LAMPUNG TIMUR – Sebidang tanah ladang seluas 40,000 meter persegi terletak di Pedukuhan Way Negara Batin Kecamatan Sukadana Kabupaten Lampung Tengah kala itu.
Tanah tersebut empunya ahli waris almarhum N warga Desa Sukadana Jaya Kecamatan Sukadana Kabupaten Lampung Timur.
Untuk mengusut keberadaan tanah itu, kepengurusannya pernah dikuasakan oleh S istri almarhum kepada 2 pihak tertentu tetapi tanpa membuahkan hasil.

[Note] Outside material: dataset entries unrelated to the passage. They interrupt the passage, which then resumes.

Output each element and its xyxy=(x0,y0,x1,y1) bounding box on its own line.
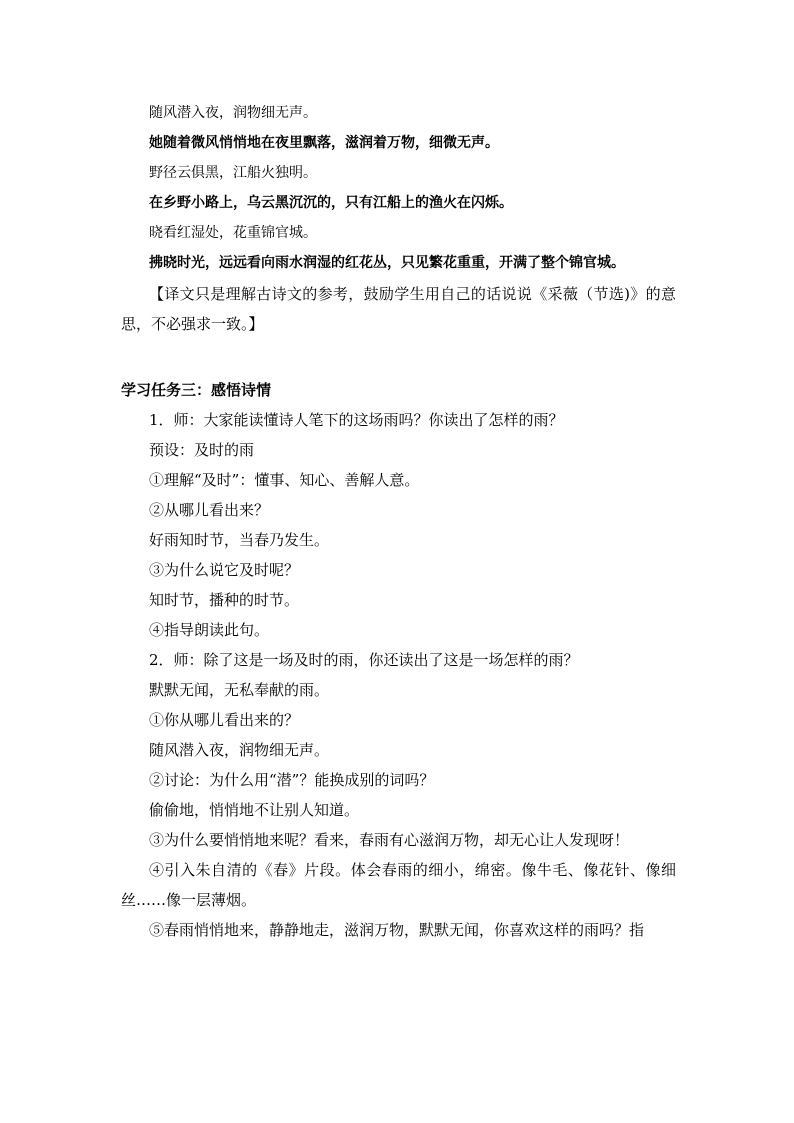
body-line: 好雨知时节，当春乃发生。 xyxy=(149,531,330,549)
body-line: 预设：及时的雨 xyxy=(149,441,255,459)
body-line: ②从哪儿看出来？ xyxy=(149,501,270,519)
poem-line: 晓看红湿处，花重锦官城。 xyxy=(149,225,317,241)
poem-line: 野径云俱黑，江船火独明。 xyxy=(149,165,317,181)
body-line: ③为什么要悄悄地来呢？看来，春雨有心滋润万物，却无心让人发现呀！ xyxy=(149,831,630,849)
page-content xyxy=(121,98,676,945)
body-line: ④指导朗读此句。 xyxy=(149,621,270,639)
translation-line: 拂晓时光，远远看向雨水润湿的红花丛，只见繁花重重，开满了整个锦官城。 xyxy=(149,255,625,271)
body-line: ③为什么说它及时呢？ xyxy=(149,561,300,579)
spacer xyxy=(121,339,676,369)
body-paragraph: ④引入朱自清的《春》片段。体会春雨的细小，绵密。像牛毛、像花针、像细丝……像一层薄烟。 xyxy=(121,861,676,909)
question-line: 1．师：大家能读懂诗人笔下的这场雨吗？你读出了怎样的雨？ xyxy=(149,411,564,429)
body-line: 偷偷地，悄悄地不让别人知道。 xyxy=(149,801,360,819)
body-line: ①你从哪儿看出来的？ xyxy=(149,711,300,729)
body-line: 知时节，播种的时节。 xyxy=(149,591,300,609)
translation-line: 她随着微风悄悄地在夜里飘落，滋润着万物，细微无声。 xyxy=(149,135,499,151)
body-line: ②讨论：为什么用“潜”？能换成别的词吗？ xyxy=(149,771,435,789)
section-heading: 学习任务三：感悟诗情 xyxy=(121,381,272,399)
body-line: 随风潜入夜，润物细无声。 xyxy=(149,741,330,759)
body-line: ⑤春雨悄悄地来，静静地走，滋润万物，默默无闻，你喜欢这样的雨吗？指 xyxy=(149,921,645,939)
poem-line: 随风潜入夜，润物细无声。 xyxy=(149,105,317,121)
body-line: ①理解“及时”：懂事、知心、善解人意。 xyxy=(149,471,420,489)
question-line: 2．师：除了这是一场及时的雨，你还读出了这是一场怎样的雨？ xyxy=(149,651,579,669)
body-line: 默默无闻，无私奉献的雨。 xyxy=(149,681,330,699)
translation-line: 在乡野小路上，乌云黑沉沉的，只有江船上的渔火在闪烁。 xyxy=(149,195,513,211)
teacher-note: 【译文只是理解古诗文的参考，鼓励学生用自己的话说说《采薇（节选)》的意思，不必强求一致。】 xyxy=(121,285,676,333)
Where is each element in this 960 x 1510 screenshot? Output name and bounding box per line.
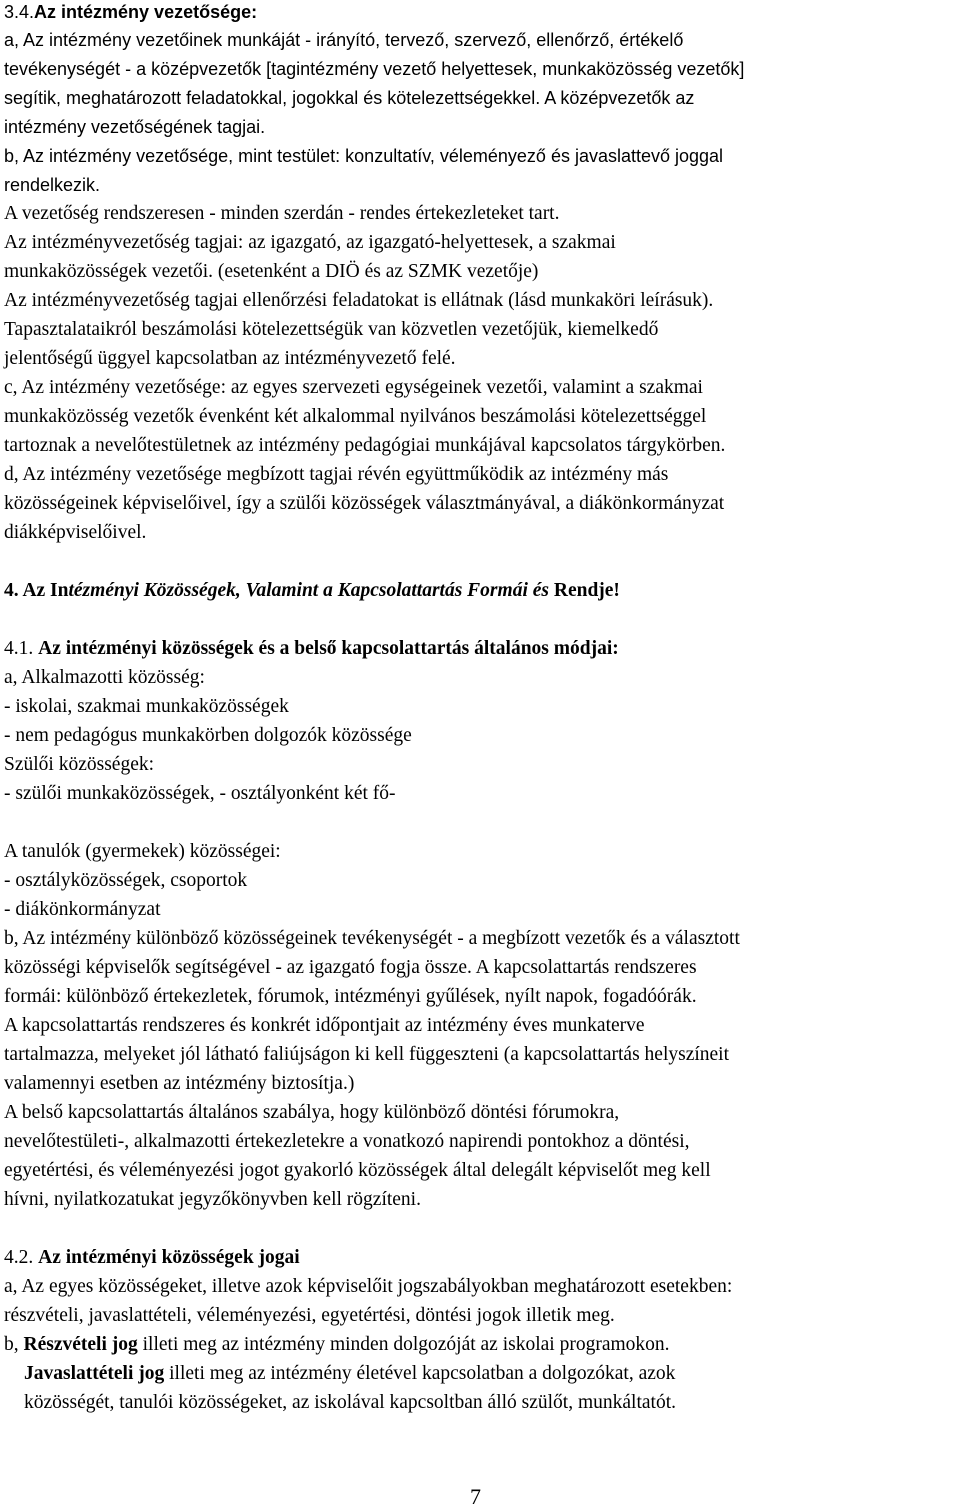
text-line: A tanulók (gyermekek) közösségei: — [4, 841, 281, 862]
text-line: diákképviselőivel. — [4, 522, 147, 543]
text-line: jelentőségű üggyel kapcsolatban az intézményvezető felé. — [4, 348, 456, 369]
text-line: munkaközösség vezetők évenként két alkalommal nyilvános beszámolási kötelezettséggel — [4, 406, 707, 427]
text-line: d, Az intézmény vezetősége megbízott tagjai révén együttműködik az intézmény más — [4, 464, 669, 485]
text-line: közösségi képviselők segítségével - az igazgató fogja össze. A kapcsolattartás rendszeres — [4, 957, 697, 978]
text-line: b, Az intézmény különböző közösségeinek tevékenységét - a megbízott vezetők és a választott — [4, 928, 740, 949]
text-line: a, Az egyes közösségeket, illetve azok képviselőit jogszabályokban meghatározott esetekben: — [4, 1276, 733, 1297]
text-line: b, Az intézmény vezetősége, mint testület: konzultatív, véleményező és javaslattevő joggal — [4, 146, 724, 166]
text-line: intézmény vezetőségének tagjai. — [4, 117, 266, 137]
text-line: tartalmazza, melyeket jól látható faliújságon ki kell függeszteni (a kapcsolattartás helyszíneit — [4, 1044, 730, 1065]
text-line: A vezetőség rendszeresen - minden szerdán - rendes értekezleteket tart. — [4, 203, 560, 224]
section-3-4-heading: 3.4.Az intézmény vezetősége: — [4, 2, 258, 22]
text-line: A belső kapcsolattartás általános szabálya, hogy különböző döntési fórumokra, — [4, 1102, 620, 1123]
text-line: Tapasztalataikról beszámolási kötelezettségük van közvetlen vezetőjük, kiemelkedő — [4, 319, 659, 340]
text-line: Javaslattételi jog illeti meg az intézmény életével kapcsolatban a dolgozókat, azok — [24, 1363, 676, 1384]
list-item: - szülői munkaközösségek, - osztályonként két fő- — [4, 783, 396, 804]
text-line: A kapcsolattartás rendszeres és konkrét időpontjait az intézmény éves munkaterve — [4, 1015, 645, 1036]
text-line: nevelőtestületi-, alkalmazotti értekezletekre a vonatkozó napirendi pontokhoz a döntési, — [4, 1131, 690, 1152]
text-line: c, Az intézmény vezetősége: az egyes szervezeti egységeinek vezetői, valamint a szakmai — [4, 377, 703, 398]
text-line: tartoznak a nevelőtestületnek az intézmény pedagógiai munkájával kapcsolatos tárgykörben. — [4, 435, 726, 456]
text-line: tevékenységét - a középvezetők [tagintézmény vezető helyettesek, munkaközösség vezetők] — [4, 59, 745, 79]
page-number: 7 — [470, 1484, 481, 1509]
section-4-1-heading: 4.1. Az intézményi közösségek és a belső kapcsolattartás általános módjai: — [4, 638, 619, 659]
text-line: rendelkezik. — [4, 175, 101, 195]
text-line: hívni, nyilatkozatukat jegyzőkönyvben kell rögzíteni. — [4, 1189, 421, 1210]
list-item: - iskolai, szakmai munkaközösségek — [4, 696, 289, 717]
text-line: segítik, meghatározott feladatokkal, jogokkal és kötelezettségekkel. A középvezetők az — [4, 88, 695, 108]
text-line: egyetértési, és véleményezési jogot gyakorló közösségek által delegált képviselőt meg kell — [4, 1160, 711, 1181]
text-line: munkaközösségek vezetői. (esetenként a DIÖ és az SZMK vezetője) — [4, 261, 539, 282]
section-4-heading: 4. Az Intézményi Közösségek, Valamint a Kapcsolattartás Formái és Rendje! — [4, 580, 620, 601]
text-line: közösségét, tanulói közösségeket, az iskolával kapcsoltban álló szülőt, munkáltatót. — [24, 1392, 677, 1413]
text-line: a, Alkalmazotti közösség: — [4, 667, 205, 688]
text-line: részvételi, javaslattételi, véleményezési, egyetértési, döntési jogok illetik meg. — [4, 1305, 615, 1326]
text-line: Az intézményvezetőség tagjai: az igazgató, az igazgató-helyettesek, a szakmai — [4, 232, 616, 253]
text-line: Az intézményvezetőség tagjai ellenőrzési feladatokat is ellátnak (lásd munkaköri leírásuk). — [4, 290, 714, 311]
list-item: - diákönkormányzat — [4, 899, 161, 920]
text-line: b, Részvételi jog illeti meg az intézmény minden dolgozóját az iskolai programokon. — [4, 1334, 670, 1355]
section-4-2-heading: 4.2. Az intézményi közösségek jogai — [4, 1247, 300, 1268]
list-item: - nem pedagógus munkakörben dolgozók közössége — [4, 725, 412, 746]
text-line: a, Az intézmény vezetőinek munkáját - irányító, tervező, szervező, ellenőrző, értékelő — [4, 30, 684, 50]
text-line: Szülői közösségek: — [4, 754, 155, 775]
text-line: valamennyi esetben az intézmény biztosítja.) — [4, 1073, 355, 1094]
list-item: - osztályközösségek, csoportok — [4, 870, 248, 891]
text-line: közösségeinek képviselőivel, így a szülői közösségek választmányával, a diákönkormányzat — [4, 493, 725, 514]
text-line: formái: különböző értekezletek, fórumok, intézményi gyűlések, nyílt napok, fogadóórák. — [4, 986, 697, 1007]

“Tolong diurus tanah seluas 4 hektar punya (nama-red) almarhum suami saya di Dusun Ogan warisan untuk anak-anak,” ungkap S istri N almarhum langsung kepada metrodeadline pada Sabtu, 5 September 2020 pukul 15.30 WIB dikediamannya.
“Saya pernah minta tolong urus (2 pihak tertentu), tapi sampai sekarang hasilnya nggak ada kabarnya,” tuturnya didampingi B suami kedua berikut anaknya.
Dahulu pernah dikelola pihak tertentu, tapi setelah pernah diurus saat ini jadi hutan belukar atau terbengkalai.
“Dulu digarap pihak lain, tapi setelah pernah 2 kali diurus, sekarang nggak lagi, malahan jadi bongkoran,” pungkasnya sembari menunjukkan bukti-bukti kepemilikannya.
Menurut Kepala Desa Raja Basa Lama (Rabala) II Kecamatan Labuhan Ratu Kabupaten Lampung Timur, Jumadi memperkirakan tanah 4 hektar tersebut (Pedukuhan Way Negara Batin) berada dilingkungan Dusun Ogan wilayahnya.
“Batas (Desa Rabala II) sebelum portal itu Dusun Ogan, lewat portal kesana perusahaan, kearah kanan itu pipa gas, kalau Way Negara Batin itu ada di Dusun Ogan itu,” kata Jumadi pada Sabtu, 5 September 2020 sekitar pukul 20.00 WIB melalui sambungan telepon seluler.
“Jembat besi itu tempat kita Dusun Ogan, iya ada jembatan satu, ya nggak jauh dari tempat pak Paijo,” terang Kepala Desa Rabala II itu.
“Bagaimana dokumen kepemilikannya, apa bentuk surat itu, apakah segel, ya diurusi saja kalau dokumen haknya jelas,” tegasnya.
Surat Pernyataan Tua-Tua Desa (Surat Gubernur Kepala Daerah Tingkat I Propinsi Lampung, Tanggal 27 Desember 1976 Nomor B/10.542/I.76 Pasal III Ayat 2B).
Ditandatangani oleh Sutris, Tawar dan Tono sebagai tua-tua desa/pemuka masyarakat desa Kecamatan Sukadana Kabupaten Daerah Tingkat II Lampung Tengah.
Sedangkan, Heri, Parman dan Heri adalah pemilik tanah yang berbatasan yang berbatasan dengan tanah seluas 40,000.- meter persegi berupa tanah ladang.
Yang terletak di Pedukuhan / Way Negara Batin Kecamatan Sukadana Kabupaten Daerah Tingkat II Lampung Tengah dan batas-batas yaitu:
disebelah Utara : Heri
disebelah Timur : Parman
disebelah Selatan : Sungai Negara Batin
disebelah Barat : Heri.
Yang sekarang tanah tersebut di-usahakan oleh N (pemilik tanah) almarhum yang berasal dari Warisan (almarhum) Orang Tua (N almarhum)
Dengan ini kami tersebut diatas, menyatakan dengan sesungguh-sungguhnya, bahwa tanah tersebut diatas, adalah benar kepunyaan yang bersangkutan dan tidak dalam persengketaan dan bukan tanah atas kawasan Kehutanan, tanah Negara, tanah konsesi Perkebunan dan sebagainya.
Demikian surat pernyataan ini kami buat dengan sebenar-benarnya dan jika terdapat kami memberikan pernyataan yang tidak benar kami sanggup dituntut berdasarkan hukum yang berlaku.
Mengetahui/ Mengesahkan Keterangan tersebut diatas, Kepala Desa Sukadana, dicap dan ditandatangani oleh Zulkifli Arsyad pada tanggal, 15 April 1990.